Baker is already proven in his lyrics and songwriting, and
Forever Overhead features some of his most poignant, affecting pieces to date. Two stunning standouts: ‘The Eighteenth Hole’ and ‘Two Mirrors’, songs that appear back-to-back in the centre of the track listing. ‘The Eighteenth Hole’—a loosely-true story of attending a wedding of an ex-lover—is a careful, plodding journey that succeeds both because of its staggering vocal performance (Baker’s emotive tenor has always been spellbinding) and its precise, detail-oriented approach to storytelling: “
your so-called friends, they never understand / they want you to ‘chill out, man’ — something you never can”. In ‘Two Mirrors’, the emotion takes centre stage in a song mourning the loss of a close friend—the delivery of the lines “
saying ‘*** you’ to the dark / saying ‘*** you’ to the deep / saying ‘*** off, cancer!’, / saying, ‘*** 2017!’” is so perfectly simple, cathartic, and damning all at once.
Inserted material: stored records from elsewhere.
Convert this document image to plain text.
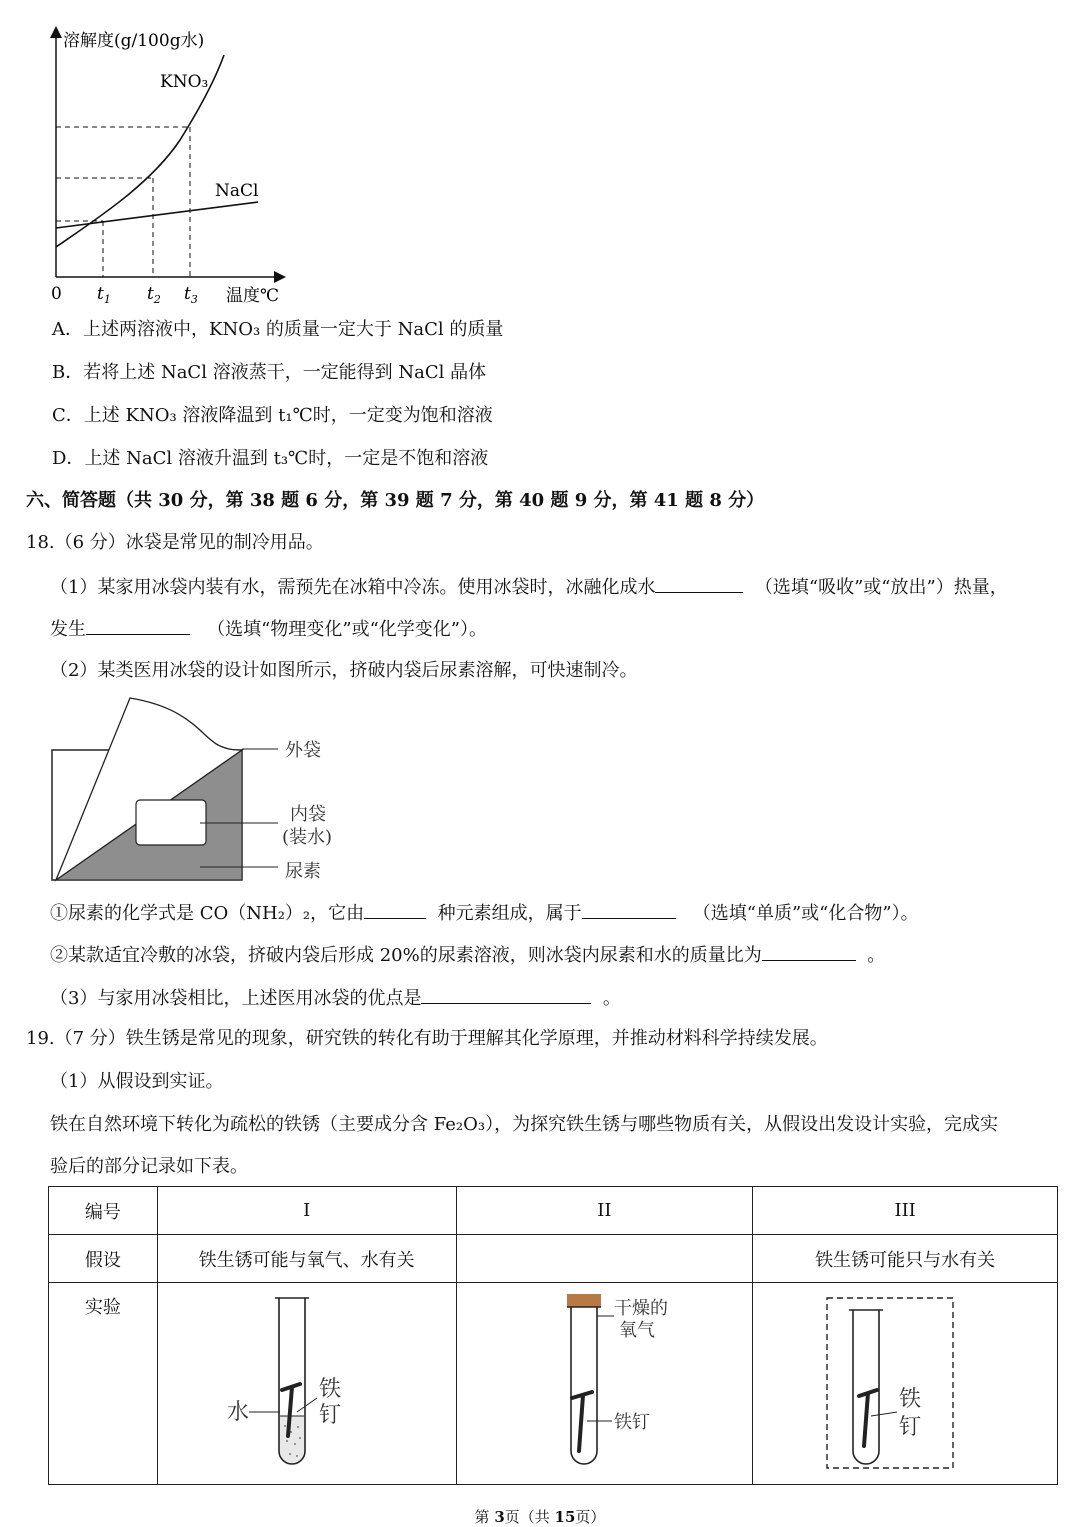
溶解度(g/100g水)
KNO₃
NaCl
0 $t_1$ $t_2$ $t_3$ 温度℃
A．上述两溶液中，KNO₃ 的质量一定大于 NaCl 的质量
B．若将上述 NaCl 溶液蒸干，一定能得到 NaCl 晶体
C．上述 KNO₃ 溶液降温到 t₁℃时，一定变为饱和溶液
D．上述 NaCl 溶液升温到 t₃℃时，一定是不饱和溶液
六、简答题（共 30 分，第 38 题 6 分，第 39 题 7 分，第 40 题 9 分，第 41 题 8 分）
18.（6 分）冰袋是常见的制冷用品。
（1）某家用冰袋内装有水，需预先在冰箱中冷冻。使用冰袋时，冰融化成水	（选填“吸收”或“放出”）热量，
发生	（选填“物理变化”或“化学变化”）。
（2）某类医用冰袋的设计如图所示，挤破内袋后尿素溶解，可快速制冷。
外袋
内袋
(装水)
尿素
①尿素的化学式是 CO（NH₂）₂，它由	种元素组成，属于	（选填“单质”或“化合物”）。
②某款适宜冷敷的冰袋，挤破内袋后形成 20%的尿素溶液，则冰袋内尿素和水的质量比为	。
（3）与家用冰袋相比，上述医用冰袋的优点是	。
19.（7 分）铁生锈是常见的现象，研究铁的转化有助于理解其化学原理，并推动材料科学持续发展。
（1）从假设到实证。
铁在自然环境下转化为疏松的铁锈（主要成分含 Fe₂O₃），为探究铁生锈与哪些物质有关，从假设出发设计实验，完成实
验后的部分记录如下表。
编号	I	II	III
假设	铁生锈可能与氧气、水有关		铁生锈可能只与水有关
实验	水
铁
钉	干燥的
氧气
铁钉	铁
钉
第 3页（共 15页）
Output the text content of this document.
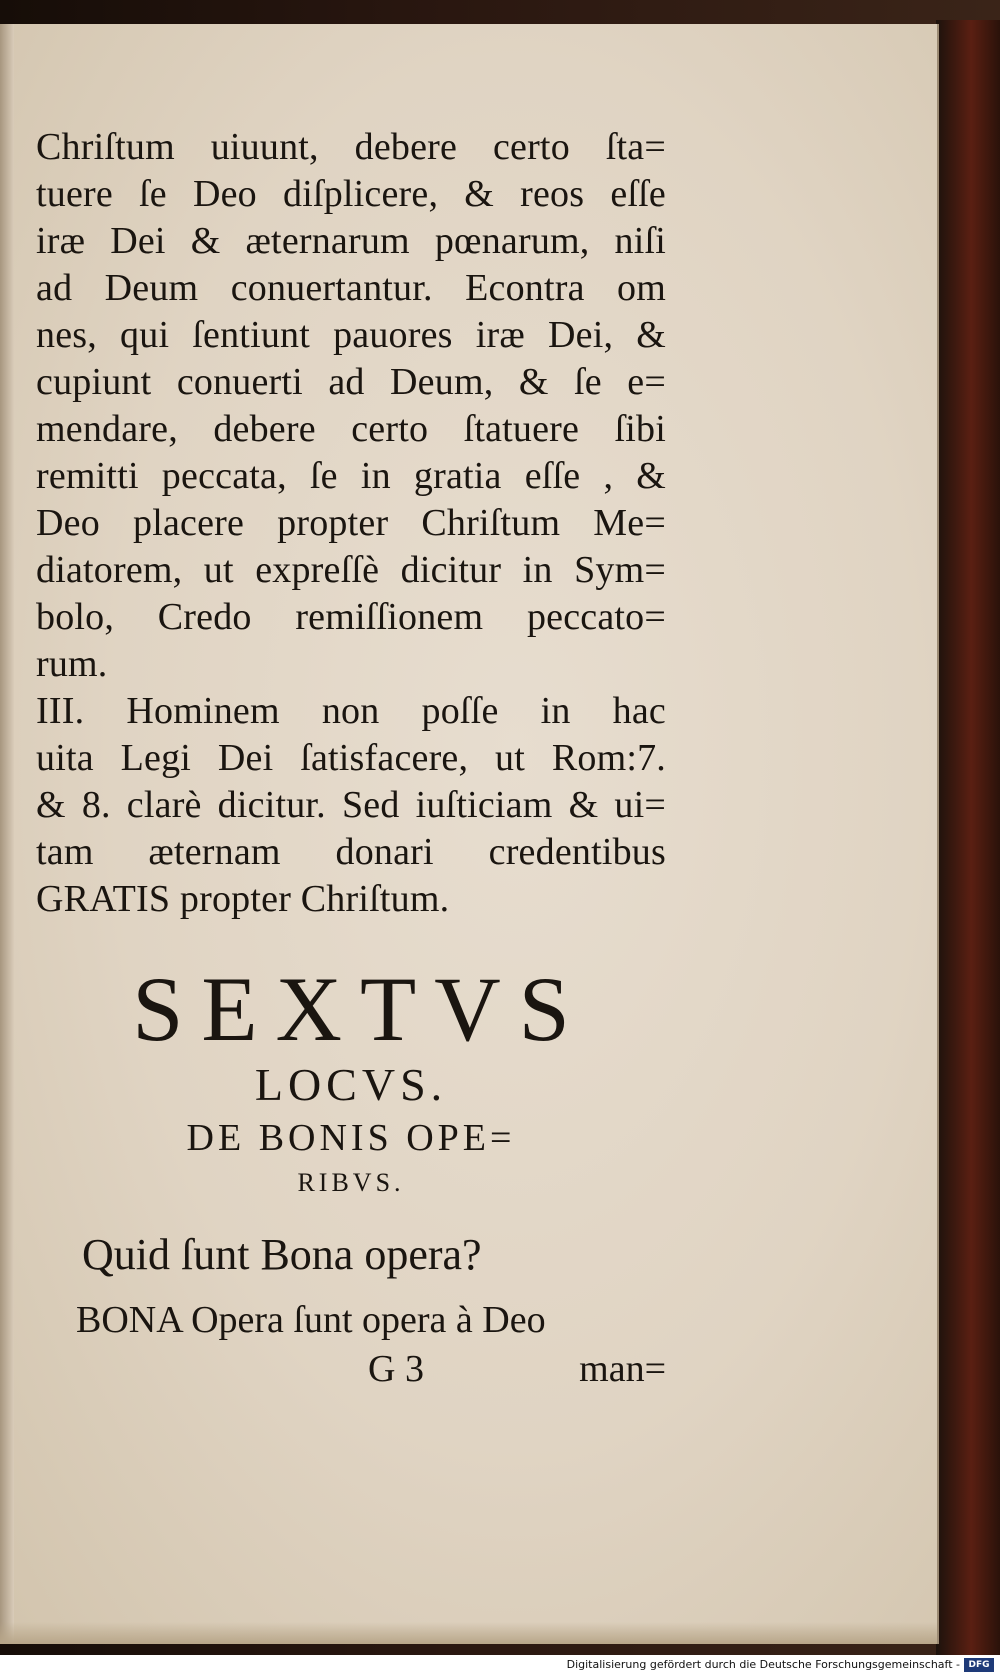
Chriſtum uiuunt, debere certo ſta=
tuere ſe Deo diſplicere, & reos eſſe
iræ Dei & æternarum pœnarum, niſi
ad Deum conuertantur. Econtra om
nes, qui ſentiunt pauores iræ Dei, &
cupiunt conuerti ad Deum, & ſe e=
mendare, debere certo ſtatuere ſibi
remitti peccata, ſe in gratia eſſe , &
Deo placere propter Chriſtum Me=
diatorem, ut expreſſè dicitur in Sym=
bolo, Credo remiſſionem peccato=
rum.
III. Hominem non poſſe in hac
uita Legi Dei ſatisfacere, ut Rom:7.
& 8. clarè dicitur. Sed iuſticiam & ui=
tam æternam donari credentibus
GRATIS propter Chriſtum.
SEXTVS
LOCVS.
DE BONIS OPE=
RIBVS.
Quid ſunt Bona opera?
BONA Opera ſunt opera à Deo
G 3	man=
Digitalisierung gefördert durch die Deutsche Forschungsgemeinschaft - DFG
The song bounces around like a Jackson Browne epic, but is buoyed by—and I’ll say it again, one last time—Baker’s unshakeable earnestness.
You could argue that it takes a lot of happy accidents for a record like
Forever Overhead to exist. You could argue it takes a person who grew up singing celtic classics in Newfoundland’s famous “kitchen-parties” to write with this level of uncomplicated authenticity. You could argue it takes that same person moving from his incredibly distinct homeland to an unfamiliar metropolis to capture this brand of existential tension. I would personally suggest
Forever Overhead is the sound of Tim Baker not making any arguments at all—no lofty expectations, just well-treated musings on being Tim Baker in a world post-Hey Rosetta!
Forever Overhead is the opposite of a demanding listen, but it provides a world of nuance and humanity on repeated listens—whether you’re listening dedicatedly or casually,
Forever Overhead is a pleasing, uncomplicated experience. That in itself is worth celebrating.
“
Our team wins / no matter what you ***ers want / the sweet black, earth / all of us will be there soon.”